Improved Outcomes in AAV Patients May Be Due to Earlier Diagnosis, Better Management, Study Suggests
ANCA-associated vasculitis (AAV) diagnoses increased and overall and renal survival improved over a period of 23 years, a real-world study in the U.K regions of Lancashire and South Cumbria reports.
These improved outcomes may be due to earlier diagnosis and better management of AAV and chronic kidney disease in recent decades, the findings suggest.
The study, “Comparing outcomes of biopsy-proven anti-neutrophil cytoplasmic autoantibody-associated glomerulonephritis patients treated with cyclophosphamide in the 20th and 21st centuries: a 23-year study,” appeared in the Clinical Kidney Journal.
Treatment of AAV with immunosuppressants has contributed to significantly longer patient survival. Reduced use of cyclophosphamide and prednisolone could help explain improved outcomes in infection-related vasculitis. Changes in the management of chronic kidney disease, as well as tight blood pressure targets, could lead to further benefits, the investigators said.
The team from the Royal Preston Hospital and the University of Central Lancashire conducted a retrospective analysis of AAV’s incidence and outcomes from Jan. 1, 1988 to Dec. 31, 2010 (followed until Jan. 1, 2014), at their tertiary care center serving the populations of Lancashire and South Cumbria.
A total of 314 patients with AAV were identified, 41 of whom were excluded from subsequent analyses due to insufficient data. From the remaining 273 patients (median age of 62 years, average age at diagnosis of 59 years), 101 were diagnosed between 1988 and 1999 (group 1, 62 men) and 172 between 2000 and 2010 (group 2, 96 men).
All patients were treated with intravenous (into-the-vein) pulse cyclophosphamide and tapering doses of glucocorticoids. Those with severe AAV, defined as a creatinine concentration — a kidney function marker — of 500 micromoles (μmol) per liter or higher and/or pulmonary hemorrhage, were treated with plasma exchange.
Results revealed an increased incidence of biopsy-proven AAV with renal involvement, from 2.2 per 1 million in 1988 to 10.3 per 1 million in 2010. This incidence was particularly high in patients ages 75–79. According to the team, this may be due to underdiagnosis of AAV until the widespread use of assays to detect ANCA-related antibodies in the late 1990s.
Median follow-up of all patients was 57 months, and 81 months among patients still alive by the end of the study.
Comparing the two groups, group 1 showed a higher proportion of patients with a creatinine concentration higher than 500 μmol/L at diagnosis (56.4% vs. 30.2%). This higher value of creatinine in group 1 persisted when only analyzing people with known AAV-associated antibody status (614 μmol/L vs. 330 μmol/L).
“We postulate that this observation suggests earlier diagnosis in the later cohort of patients,” the scientists wrote.
Group 1 also showed a lower proportion of patients 75 years and older than group 2. However, this difference was not sustained when only looking at patients with known antibody status. Only 59 patients in group 1 had available AAV antibody results, which the investigators attributed to the rare use of antibody screening in the early 1990s.
The analysis then showed that one-year patient survival was 78.8%, five-year survival was 49.5%, and 10-year survival was 19.1%. Median survival was 60 months. Median survival was lower in group 1 (59 months) than in group 2 (125 months), which the scientists attributed to potential differences in treatment.

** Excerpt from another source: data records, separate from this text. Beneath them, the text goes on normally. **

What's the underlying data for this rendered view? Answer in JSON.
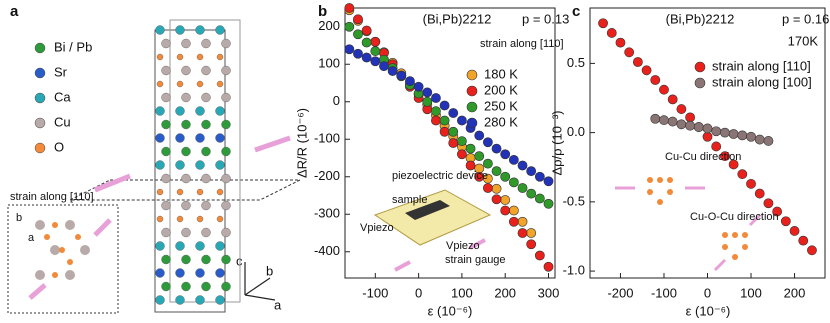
{
  "panel_a": {
    "label": "a",
    "atoms": [
      {
        "name": "Bi / Pb",
        "color": "#2f9a3c"
      },
      {
        "name": "Sr",
        "color": "#2a5cc8"
      },
      {
        "name": "Ca",
        "color": "#2aa7b5"
      },
      {
        "name": "Cu",
        "color": "#b8aaa8"
      },
      {
        "name": "O",
        "color": "#f28a3a"
      }
    ],
    "strain_label": "strain along [110]",
    "inset_axes": [
      "b",
      "a"
    ],
    "axes": [
      "c",
      "b",
      "a"
    ]
  },
  "chart_data": [
    {
      "type": "scatter",
      "panel": "b",
      "annotations": [
        "(Bi,Pb)2212",
        "p = 0.13",
        "strain along [110]"
      ],
      "inset_labels": [
        "piezoelectric device",
        "sample",
        "Vpiezo",
        "Vpiezo",
        "strain gauge"
      ],
      "xlabel": "ε (10⁻⁶)",
      "ylabel": "ΔR/R (10⁻⁶)",
      "xlim": [
        -170,
        315
      ],
      "ylim": [
        -470,
        250
      ],
      "xticks": [
        -100,
        0,
        100,
        200,
        300
      ],
      "yticks": [
        200,
        100,
        0,
        -100,
        -200,
        -300,
        -400
      ],
      "legend": "upper right",
      "series": [
        {
          "name": "180 K",
          "color": "#f0a52a",
          "x": [
            -160,
            -140,
            -120,
            -100,
            -80,
            -60,
            -40,
            -20,
            0,
            20,
            40,
            60,
            80,
            100,
            120,
            140,
            160,
            180,
            200,
            220,
            240,
            260
          ],
          "values": [
            244,
            216,
            188,
            160,
            132,
            104,
            76,
            48,
            20,
            -8,
            -36,
            -64,
            -92,
            -120,
            -150,
            -178,
            -205,
            -232,
            -262,
            -290,
            -320,
            -350
          ]
        },
        {
          "name": "200 K",
          "color": "#e8211d",
          "x": [
            -160,
            -140,
            -120,
            -100,
            -80,
            -60,
            -40,
            -20,
            0,
            20,
            40,
            60,
            80,
            100,
            120,
            140,
            160,
            180,
            200,
            220,
            240,
            260,
            280,
            300
          ],
          "values": [
            250,
            220,
            190,
            160,
            130,
            100,
            70,
            40,
            10,
            -20,
            -50,
            -80,
            -110,
            -140,
            -170,
            -200,
            -230,
            -260,
            -290,
            -320,
            -350,
            -380,
            -410,
            -440
          ]
        },
        {
          "name": "250 K",
          "color": "#2f9a2a",
          "x": [
            -160,
            -140,
            -120,
            -100,
            -80,
            -60,
            -40,
            -20,
            0,
            20,
            40,
            60,
            80,
            100,
            120,
            140,
            160,
            180,
            200,
            220,
            240,
            260,
            280,
            300
          ],
          "values": [
            200,
            180,
            158,
            135,
            112,
            90,
            68,
            45,
            22,
            0,
            -25,
            -50,
            -80,
            -105,
            -125,
            -145,
            -165,
            -185,
            -200,
            -215,
            -230,
            -245,
            -258,
            -272
          ]
        },
        {
          "name": "280 K",
          "color": "#2233b8",
          "x": [
            -160,
            -140,
            -120,
            -100,
            -80,
            -60,
            -40,
            -20,
            0,
            20,
            40,
            60,
            80,
            100,
            120,
            140,
            160,
            180,
            200,
            220,
            240,
            260,
            280,
            300
          ],
          "values": [
            140,
            128,
            118,
            108,
            95,
            82,
            70,
            55,
            40,
            25,
            10,
            -10,
            -30,
            -50,
            -70,
            -90,
            -108,
            -125,
            -140,
            -155,
            -170,
            -185,
            -200,
            -212
          ]
        }
      ]
    },
    {
      "type": "scatter",
      "panel": "c",
      "annotations": [
        "(Bi,Pb)2212",
        "p = 0.16",
        "170K"
      ],
      "inset_labels": [
        "Cu-Cu direction",
        "Cu-O-Cu direction"
      ],
      "xlabel": "ε (10⁻⁶)",
      "ylabel": "Δρ/ρ (10⁻³)",
      "xlim": [
        -270,
        270
      ],
      "ylim": [
        -1.05,
        0.9
      ],
      "xticks": [
        -200,
        -100,
        0,
        100,
        200
      ],
      "yticks": [
        0.5,
        {
          "value": 0,
          "label": "0.0"
        },
        -0.5,
        {
          "value": -1,
          "label": "-1.0"
        }
      ],
      "legend": "upper right",
      "series": [
        {
          "name": "strain along [110]",
          "color": "#e8211d",
          "x": [
            -240,
            -220,
            -200,
            -180,
            -160,
            -140,
            -120,
            -100,
            -80,
            -60,
            -40,
            -20,
            0,
            20,
            40,
            60,
            80,
            100,
            120,
            140,
            160,
            180,
            200,
            220,
            240
          ],
          "values": [
            0.79,
            0.72,
            0.65,
            0.58,
            0.51,
            0.45,
            0.38,
            0.31,
            0.24,
            0.17,
            0.11,
            0.04,
            -0.03,
            -0.1,
            -0.17,
            -0.23,
            -0.3,
            -0.37,
            -0.44,
            -0.51,
            -0.57,
            -0.64,
            -0.71,
            -0.78,
            -0.85
          ]
        },
        {
          "name": "strain along [100]",
          "color": "#8a7474",
          "x": [
            -120,
            -100,
            -80,
            -60,
            -40,
            -20,
            0,
            20,
            40,
            60,
            80,
            100,
            120,
            140
          ],
          "values": [
            0.1,
            0.09,
            0.08,
            0.06,
            0.05,
            0.04,
            0.03,
            0.01,
            0,
            -0.01,
            -0.02,
            -0.03,
            -0.05,
            -0.06
          ]
        }
      ]
    }
  ]
}
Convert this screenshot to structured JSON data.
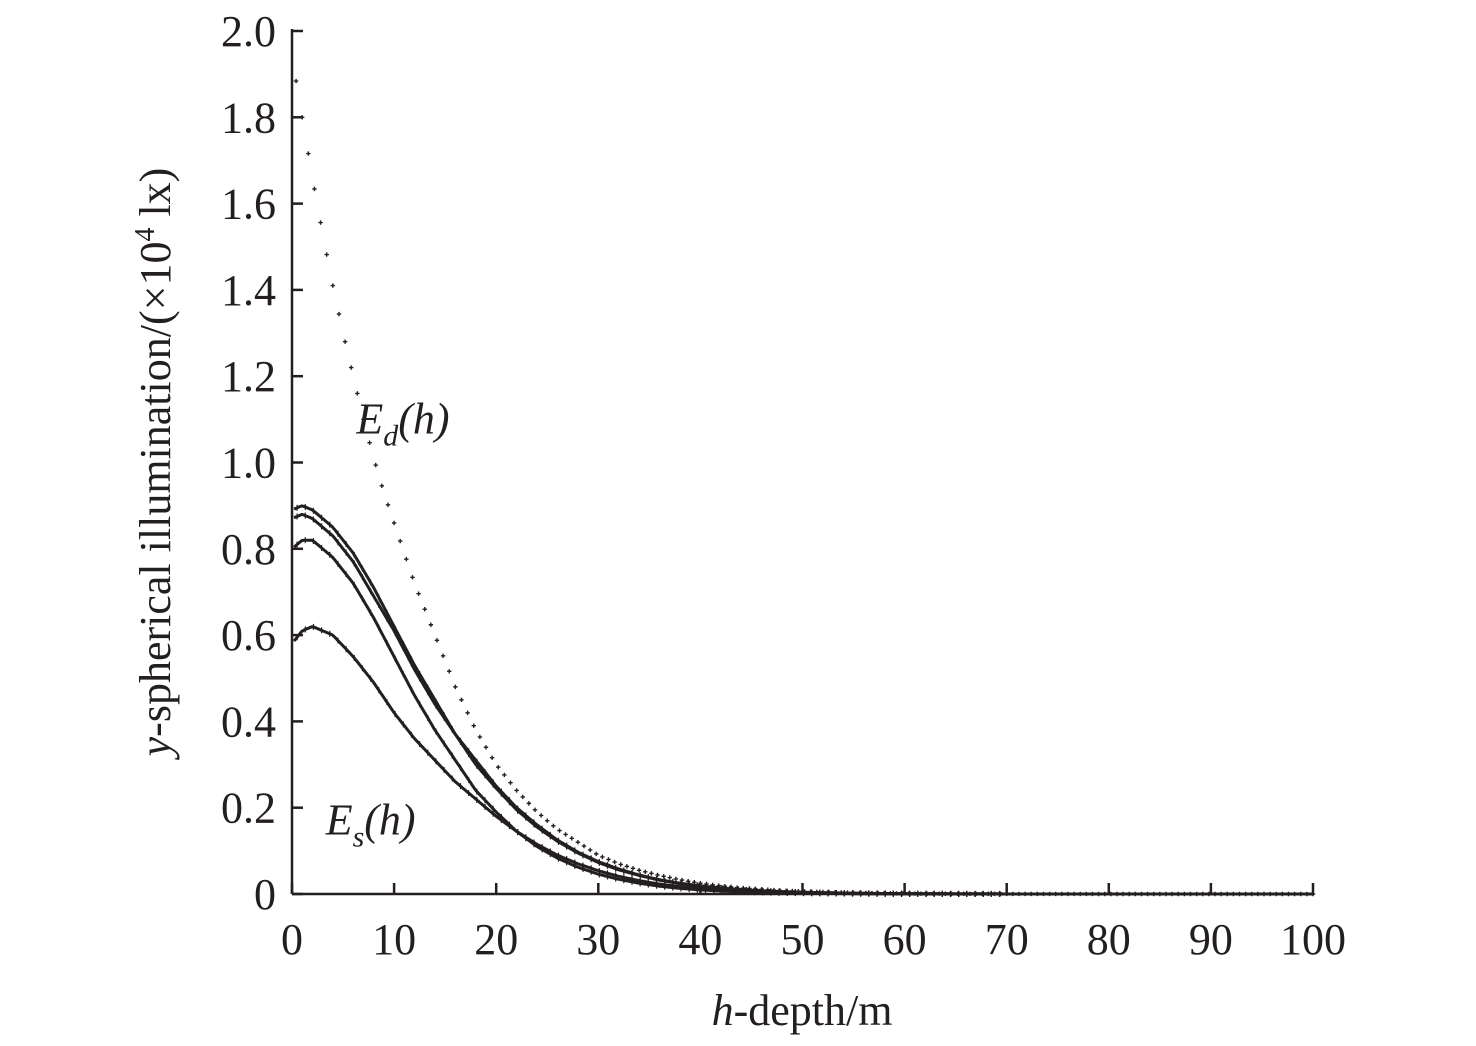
{
  "chart_data": {
    "type": "scatter",
    "title": "",
    "xlabel": {
      "italic": "h",
      "rest": "-depth/m"
    },
    "ylabel": {
      "italic": "y",
      "rest": "-spherical illumination/(×10",
      "sup": "4",
      "unit": " lx)"
    },
    "xlim": [
      0,
      100
    ],
    "ylim": [
      0,
      2.0
    ],
    "xticks": [
      "0",
      "10",
      "20",
      "30",
      "40",
      "50",
      "60",
      "70",
      "80",
      "90",
      "100"
    ],
    "yticks": [
      "0",
      "0.2",
      "0.4",
      "0.6",
      "0.8",
      "1.0",
      "1.2",
      "1.4",
      "1.6",
      "1.8",
      "2.0"
    ],
    "grid": false,
    "annotations": [
      {
        "main": "E",
        "sub": "d",
        "rest": "(h)",
        "x": 6.3,
        "y": 1.1
      },
      {
        "main": "E",
        "sub": "s",
        "rest": "(h)",
        "x": 3.3,
        "y": 0.17
      }
    ],
    "series": [
      {
        "marker": "+",
        "x": [
          0,
          1,
          2,
          3,
          4,
          5,
          6,
          7,
          8,
          9,
          10,
          11,
          12,
          13,
          14,
          15,
          16,
          17,
          18,
          19,
          20,
          22,
          24,
          26,
          28,
          30,
          32,
          34,
          36,
          38,
          40,
          42,
          44,
          46,
          48,
          50,
          55,
          60,
          65,
          70,
          75,
          80,
          85,
          90,
          95,
          100
        ],
        "y": [
          1.94,
          1.8,
          1.66,
          1.53,
          1.41,
          1.3,
          1.2,
          1.1,
          1.01,
          0.93,
          0.86,
          0.79,
          0.72,
          0.66,
          0.6,
          0.54,
          0.48,
          0.43,
          0.38,
          0.34,
          0.3,
          0.24,
          0.19,
          0.15,
          0.12,
          0.09,
          0.07,
          0.055,
          0.043,
          0.033,
          0.025,
          0.019,
          0.014,
          0.011,
          0.008,
          0.006,
          0.003,
          0.001,
          0.0005,
          0.0002,
          0.0001,
          0,
          0,
          0,
          0,
          0
        ]
      },
      {
        "marker": "line",
        "x": [
          0,
          1,
          2,
          4,
          6,
          8,
          10,
          12,
          14,
          16,
          18,
          20,
          22,
          24,
          26,
          28,
          30,
          32,
          34,
          36,
          38,
          40,
          42,
          44,
          46,
          48,
          50,
          55,
          60,
          65,
          70,
          80,
          90,
          100
        ],
        "y": [
          0.89,
          0.9,
          0.89,
          0.85,
          0.79,
          0.71,
          0.62,
          0.53,
          0.45,
          0.37,
          0.31,
          0.25,
          0.2,
          0.16,
          0.125,
          0.097,
          0.075,
          0.058,
          0.044,
          0.033,
          0.025,
          0.019,
          0.014,
          0.01,
          0.0075,
          0.0055,
          0.004,
          0.0018,
          0.0008,
          0.0003,
          0.0001,
          0,
          0,
          0
        ]
      },
      {
        "marker": "line",
        "x": [
          0,
          1,
          2,
          4,
          6,
          8,
          10,
          12,
          14,
          16,
          18,
          20,
          22,
          24,
          26,
          28,
          30,
          32,
          34,
          36,
          38,
          40,
          42,
          44,
          46,
          48,
          50,
          55,
          60,
          65,
          70,
          80,
          90,
          100
        ],
        "y": [
          0.87,
          0.88,
          0.87,
          0.83,
          0.77,
          0.69,
          0.61,
          0.52,
          0.44,
          0.37,
          0.3,
          0.245,
          0.195,
          0.155,
          0.122,
          0.095,
          0.073,
          0.056,
          0.043,
          0.032,
          0.024,
          0.018,
          0.013,
          0.0095,
          0.007,
          0.005,
          0.0037,
          0.0016,
          0.0007,
          0.0003,
          0.0001,
          0,
          0,
          0
        ]
      },
      {
        "marker": "line",
        "x": [
          0,
          1,
          2,
          4,
          6,
          8,
          10,
          12,
          14,
          16,
          18,
          20,
          22,
          24,
          26,
          28,
          30,
          32,
          34,
          36,
          38,
          40,
          42,
          44,
          46,
          48,
          50,
          55,
          60,
          65,
          70,
          80,
          90,
          100
        ],
        "y": [
          0.8,
          0.82,
          0.82,
          0.78,
          0.72,
          0.64,
          0.55,
          0.46,
          0.38,
          0.31,
          0.24,
          0.19,
          0.145,
          0.11,
          0.083,
          0.062,
          0.046,
          0.034,
          0.025,
          0.018,
          0.013,
          0.0095,
          0.007,
          0.005,
          0.0035,
          0.0025,
          0.0018,
          0.0008,
          0.0003,
          0.0001,
          0,
          0,
          0,
          0
        ]
      },
      {
        "marker": "line",
        "x": [
          0,
          1,
          2,
          4,
          6,
          8,
          10,
          12,
          14,
          16,
          18,
          20,
          22,
          24,
          26,
          28,
          30,
          32,
          34,
          36,
          38,
          40,
          42,
          44,
          46,
          48,
          50,
          55,
          60,
          65,
          70,
          80,
          90,
          100
        ],
        "y": [
          0.58,
          0.61,
          0.62,
          0.6,
          0.55,
          0.49,
          0.42,
          0.36,
          0.31,
          0.26,
          0.22,
          0.18,
          0.145,
          0.115,
          0.09,
          0.07,
          0.054,
          0.041,
          0.031,
          0.023,
          0.017,
          0.0125,
          0.009,
          0.0065,
          0.0047,
          0.0034,
          0.0024,
          0.001,
          0.0004,
          0.0002,
          0.0001,
          0,
          0,
          0
        ]
      }
    ]
  }
}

Patients diagnosed at 75 years or older and with creatinine not lower than 500 μmol/L had worse survival rates. In a subsequent analysis, patients in group 1 and those older than 75 years had a worse prognosis.
Renal survival at 12 months was 54.2%, which decreased to 33.7% at five years and to 12.5% at 10 years. Group 1 had a median renal survival of nine months, compared with 43 months in group 2. Of all patients who required initial renal replacement therapy, 17% experienced renal recovery, a rate that the researchers considered poor.
Males and those with a concentration of creatinine of 500 μmol/L or higher were associated with worse renal survival. This creatinine threshold was the only factor that remained significantly associated with poorer renal survival in a subsequent, or adjusted, analysis.
“This study shows that AAV is being diagnosed at an earlier stage, resulting in improved outcomes,” the scientists wrote. “We hope that this study will provide further insight to clinicians treating these complex vasculitis patients in their day-to-day practice.”